An unlikely role model for Keir Starmer – a more palatable Campbell Bannerman

David Campbell Bannerman has been in the news a great deal recently as a cheer leader for Boris Johnson.  He is chair of the self-styled Conservative Democratic Organisation, a body loud in its criticism of Rishi Sunak’s premiership and its insistence that Johnson is innocent of all findings of the Commons’ Privileges Committee. Campbell Bannerman’s chequered political career has been built around a deep loathing of Brussels and enthusiastic support for chancers like Farage and Johnson.  In the heady days of UKIP he defected from the Conservative Party, only to rejoin post-Brexit.  As a parliamentary candidate he’s a serial loser from whom Sir Keir Starmer has nothing to learn when it comes to planning and implementing an electoral strategy.  The same, however, can’t be said of an earlier member of the Campbell Bannerman family, as I suggested in a piece which appeared on the New Statesman website last autumn and remains topical:

Sir Henry Campbell-Bannerman led the Liberals to stunning success in the 1906 general election and a majority of 125 in the Commons: six years after a catastrophic election result the Liberals gained 216 seats, including that of former prime minister Arthur Balfour.  It would be nine years before the Conservatives and their Liberal Unionist allies returned to government and seventeen years before they again ruled alone. Like Clem Attlee in 1945, ‘C.B.’ was singularly lacking in charisma, and yet he engineered a historic victory for his party.  Keir Starmer points to Attlee, and to a lesser extent Wilson and Blair, as his role models.  Yet he could learn a lot from Sir Henry Campbell-Bannerman’s success in reuniting his party, silencing dismissive criticism on both sides of the House, and creating what in due course would prove one of the great reforming administrations.

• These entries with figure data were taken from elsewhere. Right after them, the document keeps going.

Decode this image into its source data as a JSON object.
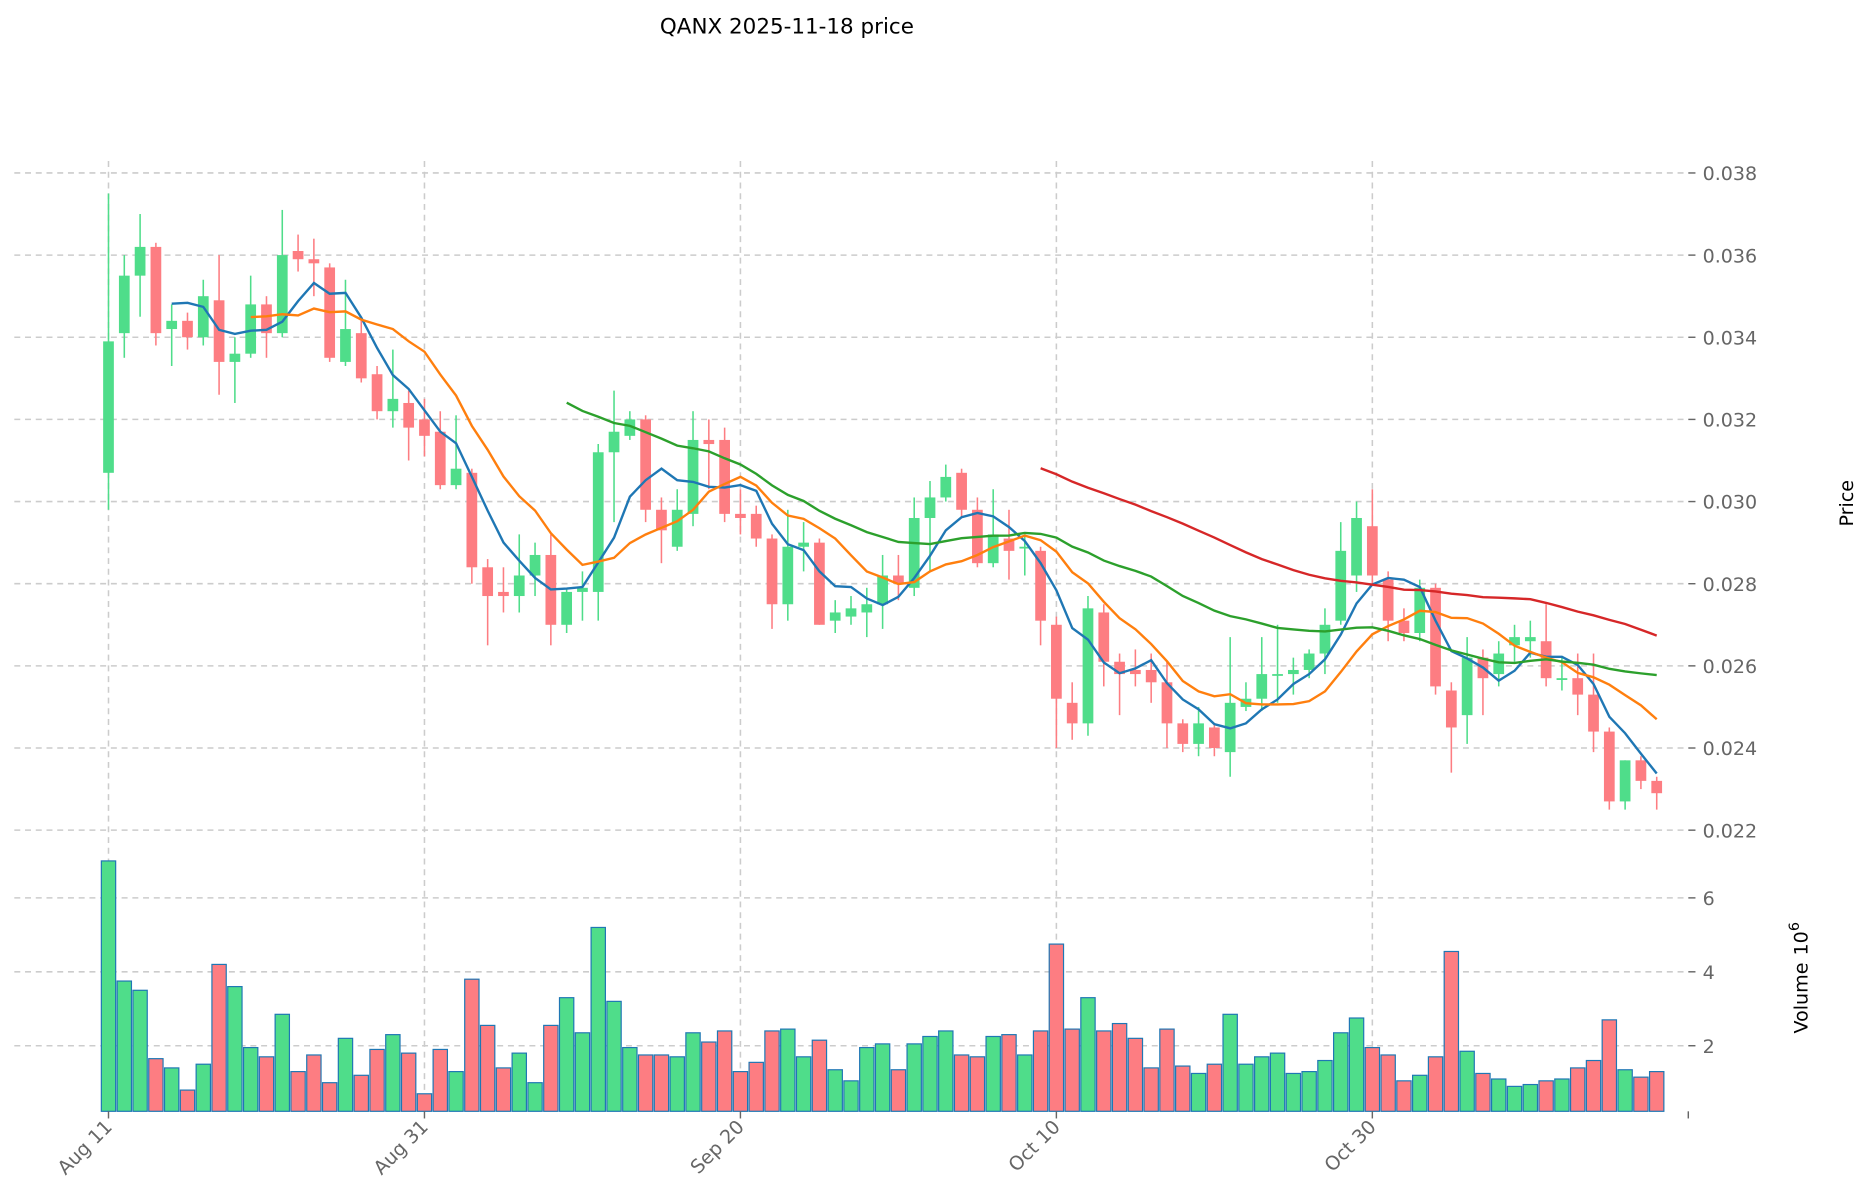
{
  "chart_data": {
    "type": "candlestick",
    "title": "QANX  2025-11-18  price",
    "ylabel": "Price",
    "volume_label": "Volume",
    "volume_exponent": "10",
    "volume_exponent_power": "6",
    "ylim": [
      0.0219,
      0.0383
    ],
    "volume_ylim": [
      0.23,
      6.9
    ],
    "price_ticks": [
      "0.022",
      "0.024",
      "0.026",
      "0.028",
      "0.030",
      "0.032",
      "0.034",
      "0.036",
      "0.038"
    ],
    "volume_ticks": [
      "2",
      "4",
      "6"
    ],
    "x_tick_labels": [
      {
        "index": 0,
        "label": "Aug 11"
      },
      {
        "index": 20,
        "label": "Aug 31"
      },
      {
        "index": 40,
        "label": "Sep 20"
      },
      {
        "index": 60,
        "label": "Oct 10"
      },
      {
        "index": 80,
        "label": "Oct 30"
      }
    ],
    "colors": {
      "up": "#4fdd8a",
      "down": "#fd7d82",
      "volume_edge": "#1f77b4"
    },
    "moving_averages": [
      {
        "window": 5,
        "color": "#1f77b4"
      },
      {
        "window": 10,
        "color": "#ff7f0e"
      },
      {
        "window": 30,
        "color": "#2ca02c"
      },
      {
        "window": 60,
        "color": "#d62728"
      }
    ],
    "candles": {
      "open": [
        0.0307,
        0.0341,
        0.0355,
        0.0362,
        0.0342,
        0.0344,
        0.034,
        0.0349,
        0.0334,
        0.0336,
        0.0348,
        0.0341,
        0.0361,
        0.0359,
        0.0357,
        0.0334,
        0.0341,
        0.0331,
        0.0322,
        0.0324,
        0.032,
        0.0317,
        0.0304,
        0.0307,
        0.0284,
        0.0278,
        0.0277,
        0.0282,
        0.0287,
        0.027,
        0.0278,
        0.0278,
        0.0312,
        0.0316,
        0.032,
        0.0298,
        0.0289,
        0.0297,
        0.0315,
        0.0315,
        0.0297,
        0.0297,
        0.0291,
        0.0275,
        0.0289,
        0.029,
        0.0271,
        0.0272,
        0.0273,
        0.0275,
        0.0282,
        0.0279,
        0.0296,
        0.0301,
        0.0307,
        0.0298,
        0.0285,
        0.0291,
        0.0289,
        0.0288,
        0.027,
        0.0251,
        0.0246,
        0.0273,
        0.0261,
        0.0259,
        0.0259,
        0.0256,
        0.0246,
        0.0241,
        0.0245,
        0.0239,
        0.025,
        0.0252,
        0.0258,
        0.0258,
        0.0259,
        0.0263,
        0.0271,
        0.0282,
        0.0294,
        0.0281,
        0.0271,
        0.0268,
        0.0279,
        0.0254,
        0.0248,
        0.0262,
        0.0258,
        0.0265,
        0.0266,
        0.0266,
        0.0257,
        0.0257,
        0.0253,
        0.0244,
        0.0227,
        0.0237,
        0.0232
      ],
      "high": [
        0.0375,
        0.036,
        0.037,
        0.0363,
        0.0348,
        0.0346,
        0.0354,
        0.036,
        0.034,
        0.0355,
        0.035,
        0.0371,
        0.0365,
        0.0364,
        0.0358,
        0.0354,
        0.0345,
        0.0333,
        0.0337,
        0.0327,
        0.0325,
        0.0322,
        0.0321,
        0.0308,
        0.0286,
        0.0284,
        0.0292,
        0.029,
        0.0292,
        0.0279,
        0.0283,
        0.0314,
        0.0327,
        0.0322,
        0.0321,
        0.0301,
        0.0303,
        0.0322,
        0.032,
        0.0318,
        0.0303,
        0.0299,
        0.0292,
        0.0298,
        0.0295,
        0.0291,
        0.0276,
        0.0277,
        0.0279,
        0.0287,
        0.0287,
        0.0301,
        0.0305,
        0.0309,
        0.0308,
        0.0301,
        0.0303,
        0.0298,
        0.0292,
        0.0289,
        0.0272,
        0.0256,
        0.0277,
        0.0275,
        0.0263,
        0.0264,
        0.0263,
        0.0261,
        0.0247,
        0.025,
        0.0246,
        0.0267,
        0.0256,
        0.0267,
        0.027,
        0.0262,
        0.0264,
        0.0274,
        0.0295,
        0.03,
        0.0303,
        0.0283,
        0.0274,
        0.0281,
        0.028,
        0.0256,
        0.0267,
        0.0264,
        0.0266,
        0.027,
        0.0271,
        0.0275,
        0.0262,
        0.0263,
        0.0263,
        0.0245,
        0.0237,
        0.0238,
        0.0233
      ],
      "low": [
        0.0298,
        0.0335,
        0.0345,
        0.0338,
        0.0333,
        0.0337,
        0.0338,
        0.0326,
        0.0324,
        0.0335,
        0.0335,
        0.034,
        0.0356,
        0.035,
        0.0334,
        0.0333,
        0.0329,
        0.032,
        0.0318,
        0.031,
        0.0311,
        0.0303,
        0.0303,
        0.028,
        0.0265,
        0.0273,
        0.0273,
        0.0277,
        0.0265,
        0.0268,
        0.0271,
        0.0271,
        0.0295,
        0.0315,
        0.0295,
        0.0285,
        0.0288,
        0.0294,
        0.0303,
        0.0295,
        0.0292,
        0.0289,
        0.0269,
        0.0271,
        0.0283,
        0.027,
        0.0268,
        0.027,
        0.0267,
        0.0269,
        0.0276,
        0.0277,
        0.0283,
        0.03,
        0.0296,
        0.0284,
        0.0284,
        0.0281,
        0.0282,
        0.0265,
        0.024,
        0.0242,
        0.0243,
        0.0255,
        0.0248,
        0.0255,
        0.0251,
        0.024,
        0.0239,
        0.0238,
        0.0238,
        0.0233,
        0.0249,
        0.0249,
        0.0251,
        0.0253,
        0.0257,
        0.0258,
        0.027,
        0.0278,
        0.028,
        0.0266,
        0.0266,
        0.0266,
        0.0253,
        0.0234,
        0.0241,
        0.0248,
        0.0255,
        0.0261,
        0.0262,
        0.0255,
        0.0254,
        0.0248,
        0.0239,
        0.0225,
        0.0225,
        0.023,
        0.0225
      ],
      "close": [
        0.0339,
        0.0355,
        0.0362,
        0.0341,
        0.0344,
        0.034,
        0.035,
        0.0334,
        0.0336,
        0.0348,
        0.0341,
        0.036,
        0.0359,
        0.0358,
        0.0335,
        0.0342,
        0.033,
        0.0322,
        0.0325,
        0.0318,
        0.0316,
        0.0304,
        0.0308,
        0.0284,
        0.0277,
        0.0277,
        0.0282,
        0.0287,
        0.027,
        0.0278,
        0.0279,
        0.0312,
        0.0317,
        0.032,
        0.0298,
        0.0293,
        0.0298,
        0.0315,
        0.0314,
        0.0297,
        0.0296,
        0.0291,
        0.0275,
        0.0289,
        0.029,
        0.027,
        0.0273,
        0.0274,
        0.0275,
        0.0282,
        0.028,
        0.0296,
        0.0301,
        0.0306,
        0.0298,
        0.0285,
        0.0292,
        0.0288,
        0.0289,
        0.0271,
        0.0252,
        0.0246,
        0.0274,
        0.0261,
        0.0258,
        0.0258,
        0.0256,
        0.0246,
        0.0241,
        0.0246,
        0.024,
        0.0251,
        0.0252,
        0.0258,
        0.0258,
        0.0259,
        0.0263,
        0.027,
        0.0288,
        0.0296,
        0.0282,
        0.0271,
        0.0268,
        0.0279,
        0.0255,
        0.0245,
        0.0262,
        0.0257,
        0.0263,
        0.0267,
        0.0267,
        0.0257,
        0.0257,
        0.0253,
        0.0244,
        0.0227,
        0.0237,
        0.0232,
        0.0229
      ],
      "volume": [
        7.0,
        3.75,
        3.5,
        1.65,
        1.4,
        0.8,
        1.5,
        4.2,
        3.6,
        1.95,
        1.7,
        2.85,
        1.3,
        1.75,
        1.0,
        2.2,
        1.2,
        1.9,
        2.3,
        1.8,
        0.7,
        1.9,
        1.3,
        3.8,
        2.55,
        1.4,
        1.8,
        1.0,
        2.55,
        3.3,
        2.35,
        5.2,
        3.2,
        1.95,
        1.75,
        1.75,
        1.7,
        2.35,
        2.1,
        2.4,
        1.3,
        1.55,
        2.4,
        2.45,
        1.7,
        2.15,
        1.35,
        1.05,
        1.95,
        2.05,
        1.35,
        2.05,
        2.25,
        2.4,
        1.75,
        1.7,
        2.25,
        2.3,
        1.75,
        2.4,
        4.75,
        2.45,
        3.3,
        2.4,
        2.6,
        2.2,
        1.4,
        2.45,
        1.45,
        1.25,
        1.5,
        2.85,
        1.5,
        1.7,
        1.8,
        1.25,
        1.3,
        1.6,
        2.35,
        2.75,
        1.95,
        1.75,
        1.05,
        1.2,
        1.7,
        4.55,
        1.85,
        1.25,
        1.1,
        0.9,
        0.95,
        1.05,
        1.1,
        1.4,
        1.6,
        2.7,
        1.35,
        1.15,
        1.3
      ]
    }
  }
}
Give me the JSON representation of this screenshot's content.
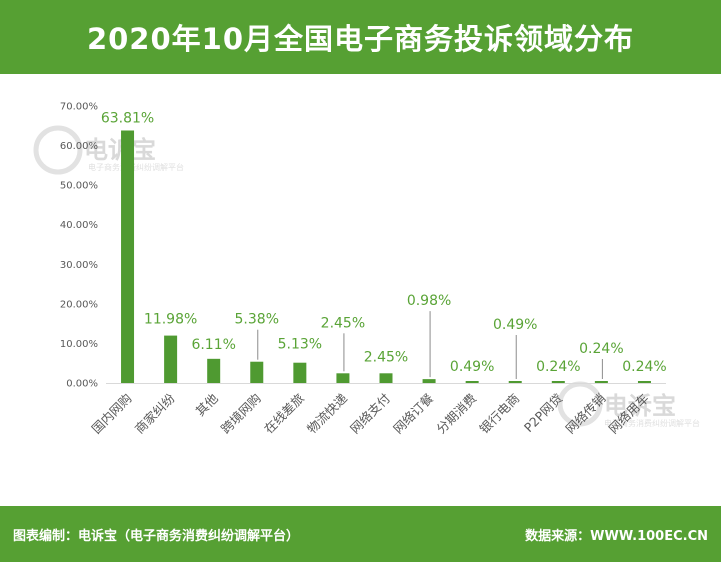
{
  "header": {
    "title": "2020年10月全国电子商务投诉领域分布"
  },
  "footer": {
    "left_text": "图表编制：电诉宝（电子商务消费纠纷调解平台）",
    "right_text": "数据来源：WWW.100EC.CN"
  },
  "watermark": {
    "logo": "电诉宝",
    "subtitle": "电子商务消费纠纷调解平台"
  },
  "colors": {
    "brand": "#56a033",
    "bar": "#4f9a31",
    "label": "#5aa437",
    "axis_text": "#595959",
    "gridline": "#d9d9d9"
  },
  "chart_data": {
    "type": "bar",
    "title": "2020年10月全国电子商务投诉领域分布",
    "categories": [
      "国内网购",
      "商家纠纷",
      "其他",
      "跨境网购",
      "在线差旅",
      "物流快递",
      "网络支付",
      "网络订餐",
      "分期消费",
      "银行电商",
      "P2P网贷",
      "网络传销",
      "网络用车"
    ],
    "values": [
      63.81,
      11.98,
      6.11,
      5.38,
      5.13,
      2.45,
      2.45,
      0.98,
      0.49,
      0.49,
      0.24,
      0.24,
      0.24
    ],
    "data_labels": [
      "63.81%",
      "11.98%",
      "6.11%",
      "5.38%",
      "5.13%",
      "2.45%",
      "2.45%",
      "0.98%",
      "0.49%",
      "0.49%",
      "0.24%",
      "0.24%",
      "0.24%"
    ],
    "y_ticks": [
      "0.00%",
      "10.00%",
      "20.00%",
      "30.00%",
      "40.00%",
      "50.00%",
      "60.00%",
      "70.00%"
    ],
    "ylim": [
      0,
      70
    ],
    "xlabel": "",
    "ylabel": "",
    "grid": false,
    "legend": "none"
  }
}
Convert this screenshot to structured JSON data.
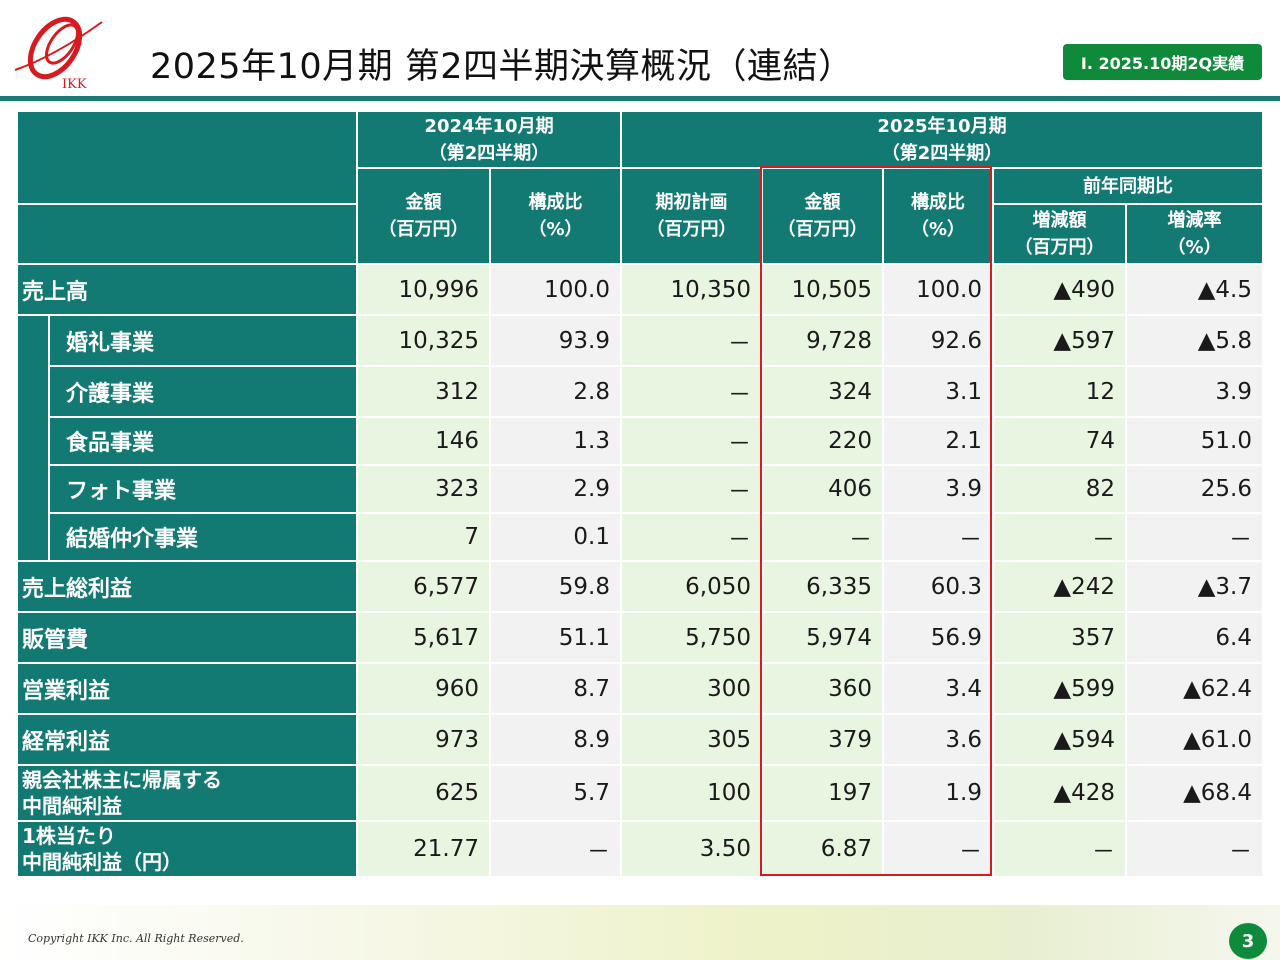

Starmer’s reputation for competence rests on his tenure as Director of Public Prosecutions, and within Whitehall Campbell-Bannerman was similarly seen as an instinctive reformer and an able administrator.  The four decades preceding the First World War saw the question of Home Rule for Ireland prove every bit as divisive as Brexit.  Prior to the 1906 election Campbell-Bannerman neutralised Irish Home Rule in the same way that Starmer steers clear of detailed debate over the UK and Northern Ireland’s future relationship with the EU.  The Liberals’ political enemies were starved of ammunition, in the same way that hard line Brexiteers are denied tangible evidence of Labour seeking a rapprochement with Brussels over current trading relations.  Although Campbell-Bannerman left Ireland on hold, he recognised the advantage a large parliamentary majority gave him in exploiting a demoralised opposition.  The newly elected Liberal Government swiftly seized the initiative, pushing through a raft of welfare and foreign policy reforms.  At home, trade union and employment rights were extended, building regulations were strengthened, and the penal system reformed to separate young offenders from adult criminals.  While short-sightedly the question of votes for women was still off the agenda, ‘New Liberal’ plans for old age pensions and national insurance were well advanced when terminal illness forced Campbell-Bannerman to resign in April 1908.  Overseas success included formation of the Union of South Africa, dĂ©tente with Russia and a deepening of the Entente Cordiale.  Admittedly, C.B.’s vision of Britain’s future relations with France and the Tsar was very different from that of his Foreign Secretary, Sir Edward Grey – Campbell-Bannerman was almost certainly kept in the dark about plans for military collaboration, although he more than held his own in talks with Clemenceau, another radical prime minister: a Francophile and a free trader, Sir Henry prioritised Britain’s prominence in European power politics over the extension or consolidation of its already overstretched empire.   A priority for Labour in its honeymoon period – whether ruling alone or supported by the Liberal Democrats – must be to restore membership of the single market, or to secure an equivalent status.

The Liberals’ electoral strategy embraced a progressive alliance with the then Labour Representation Committee.  In January 1906 the pact bore fruit, ensuring the future Labour Party a foothold in the House of Commons.  Few anticipate Labour candidates standing down for Liberal Democrats, and vice versa, but Sir Keir can learn from Campbell-Bannerman the value of talking to your natural allies.

Above all, Starmer should embrace Campbell-Bannerman’s systematic exploitation of a demoralised government’s bitter infighting.  By 1905 Balfour’s administration was riven by factionalism, his Tory-dominated coalition split over Joseph Chamberlain’s Empire-based vision of protectionism, Tariff Reform.  For eighteen months prior to polling day the Liberals ruthlessly publicised their opponents’ divisions, portraying Tariff Reform as a direct threat to the material well-being of families already hard hit by rising prices and deepening inequality.  Party strategists identified a select number of salient issues, all seen as illustrative of government incompetence and inertia, and all portrayed as evidence of the need for fundamental change.

In the 1906 campaign Liberal propaganda was simple, easy to comprehend and devastatingly effective.  By then Campbell-Bannerman had one big advantage over Starmer, in that he was already in office.  When Balfour’s cabinet imploded in late 1905 the Liberal leader had ignored the reservations of his party’s big beasts and accepted the King’s invitation to form a minority government.  Come the new year he went to the country.  Campbell-Bannerman had a keen sense of timing, shrewdly managing risk and sensing exactly when to seize an opportunity.  Keir Starmer needs to hone these qualities and be ready to run with fresh ideas as they become available.  The release of Gordon Brown’s constitutional review will be one such moment.  As a keen advocate of parliamentary reform Sir Henry would be the first to embrace an ambitious blueprint for reshaping a malfunctioning British state.

Campbell-Bannerman secured an astonishing reversal of fortune for his party within a single parliament.  An Edwardian politician may not be Sir Keir’s default choice for inspiration, and yet Sir Henry’s credentials as a role model remain unexpectedly relevant in an era no less turbulent and polarised than his own.